NGK株式会社(旧・日本ガイシ株式会社)は、リチウムイオン二次電池「EnerCera®(エナセラ)」を搭載したLED内蔵のバングル「EnerCerLight® BANGLE(エナセライトバングル)」を開発し、アイドルグループ「SKE48 Team E」の公演で、実証試験を行った。EnerCeraの薄型・軽量・安全・高出力という特長を生かした電子デバイスの開発を推進し、需要が見込まれるエンタメ関連アイテムへの採用拡大を目指している。

「EnerCerLight BANGLE」の特長

EnerCerLight BANGLEは、半透明のバングル内部にEnerCeraと電子回路が搭載されており、ボタン操作によってバングル全体を光らせることができる。Bluetooth®などの無線通信で色の変更や点滅が操作できるため、自動制御によりライブとリンクさせた一体感のある演出を可能にする。搭載される「EnerCera Pouch(エナセラパウチ)」は、厚さ0.45mmと薄型・軽量の半固体電池で、破れたり穴が空いたりしても発火や高温による火傷の可能性が極めて低い安全性の高い電池。曲げ耐性があることから湾曲した面にも装着が可能で、搭載スペースに縛られない自由なデザインに貢献する。USB-Cによる充電にも対応していることから、使用者、販売者にとって扱いやすい電子デバイスとなっている。
SKE48 公演実証試験の内容

本実証は、地域に根差したエンターテインメントの場で、新しいライブ演出の可能性を検証することを目的として、NGK株式会社の本社がある名古屋市を拠点に活動するSKE48との連携により実現。EnerCerLight BANGLEによる会場全体の一体感を高める光演出と、実際のライブ空間での効果を確認したいという両者の狙いが一致し、実施に至った。
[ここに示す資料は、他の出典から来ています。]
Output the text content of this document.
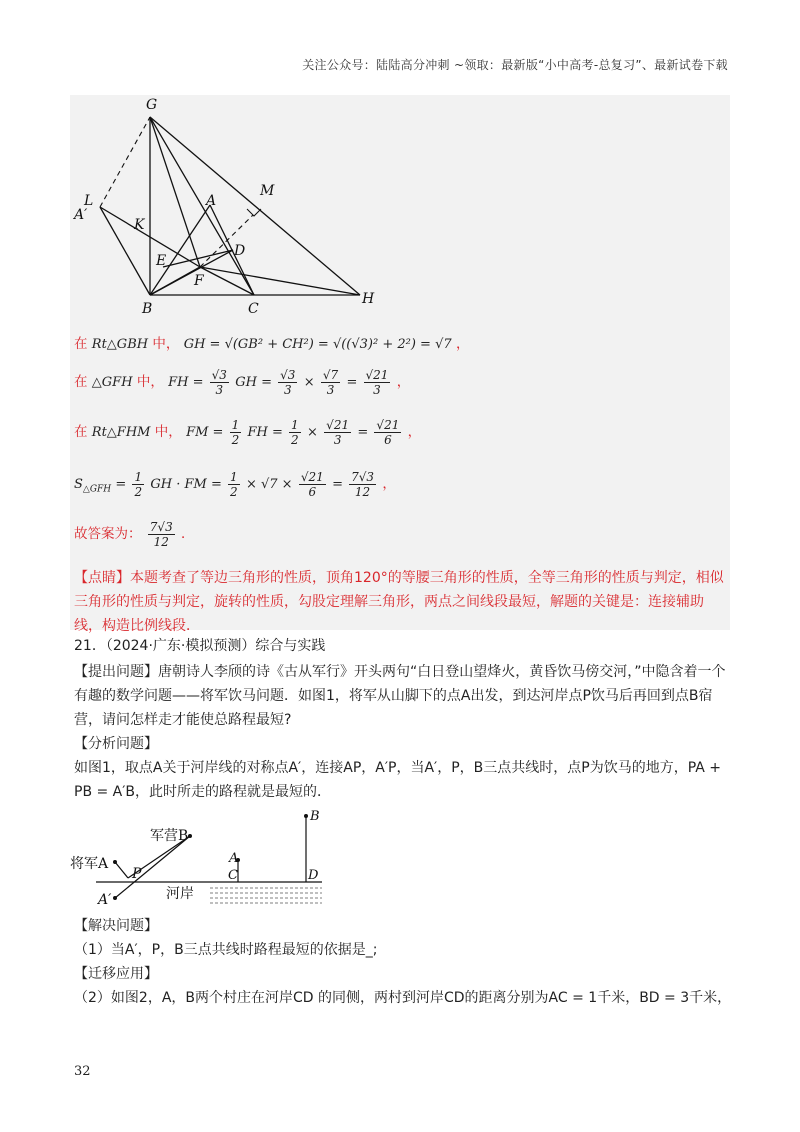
关注公众号：陆陆高分冲刺 ~领取：最新版“小中高考-总复习”、最新试卷下载
G
L
A′
M
A
K
D
E
F
B	C
H
在 Rt△GBH 中， GH = √(GB² + CH²) = √((√3)² + 2²) = √7 ，
在 △GFH 中， FH = $\frac{√3}{3}$ GH = $\frac{√3}{3} \times \frac{√7}{3} = \frac{√21}{3}$ ，
在 Rt△FHM 中， FM = $\frac{1}{2}$ FH = $\frac{1}{2} \times \frac{√21}{3} = \frac{√21}{6}$ ，
$S_{\triangle GFH} = \frac{1}{2}$ GH · FM = $\frac{1}{2} \times √7 \times \frac{√21}{6} = \frac{7√3}{12}$ ，
故答案为： $\frac{7√3}{12}$ ．
【点睛】本题考查了等边三角形的性质，顶角120°的等腰三角形的性质，全等三角形的性质与判定，相似三角形的性质与判定，旋转的性质，勾股定理解三角形，两点之间线段最短，解题的关键是：连接辅助线，构造比例线段．
21．（2024·广东·模拟预测）综合与实践
【提出问题】唐朝诗人李颀的诗《古从军行》开头两句“白日登山望烽火，黄昏饮马傍交河，”中隐含着一个有趣的数学问题——将军饮马问题．如图1，将军从山脚下的点A出发，到达河岸点P饮马后再回到点B宿营，请问怎样走才能使总路程最短?
【分析问题】
如图1，取点A关于河岸线的对称点A′，连接AP，A′P，当A′，P，B三点共线时，点P为饮马的地方，PA + PB = A′B，此时所走的路程就是最短的．
军营B
将军A
P
A′	河岸
A
B
C	D
【解决问题】
（1）当A′，P，B三点共线时路程最短的依据是_;
【迁移应用】
（2）如图2，A，B两个村庄在河岸CD 的同侧，两村到河岸CD的距离分别为AC = 1千米，BD = 3千米，
32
実証では、SKE48 Team Eの公演来場者約270名がEnerCerLight BANGLEを身に着け、無線通信による点灯演出や公演中の使用感に対する印象についてアンケート調査を実施。その結果、約7割の来場者から、EnerCerLight BANGLEの軽さに対する高評価をはじめとする多くのコメントを受けた。また、SKE48 Team Eのメンバーからは、バングルの演出による一体感がパフォーマンス向上に繋がったといった好意的な評価が得られ、ステージ側から見た演出効果についても確認することができた。実証で得られた意見やコメントは、今後の製品開発およびマーケティング活動に生かし、ライブ演出にとどまらない多様な体験シーンにおけるEnerCeraの新たな活用可能性を検討している。
「EnerCerLight BANGLE」の開発経緯

NGK株式会社はEnerCeraを活用したさまざまなデバイスの企画、設計、製造に取り組んでいる。なかでも有望な「推し活」市場をはじめとするエンタメ分野の用途開拓を積極的に進めていて、発光・音声機能がある充電式アクリルスタンドのEnerCerLight STAGEなど、関連アイテムの開発に注力している。EnerCerLight BANGLEは、従来のLEDバングルになかったバングル全体の均一的な発光が特長で、薄型・軽量で曲げることができ、安全性も高いEnerCeraの特性を生かした一般消費者向けのウエアラブルデバイスの一例として、開発を進めていた。デザインを損なうことなく機能と安全を担保することに成功した製品として、これまでにない斬新なアイテムが求められるエンタメ事業で評価され、幅広いアーティストとの連携に繋がっていくだろう。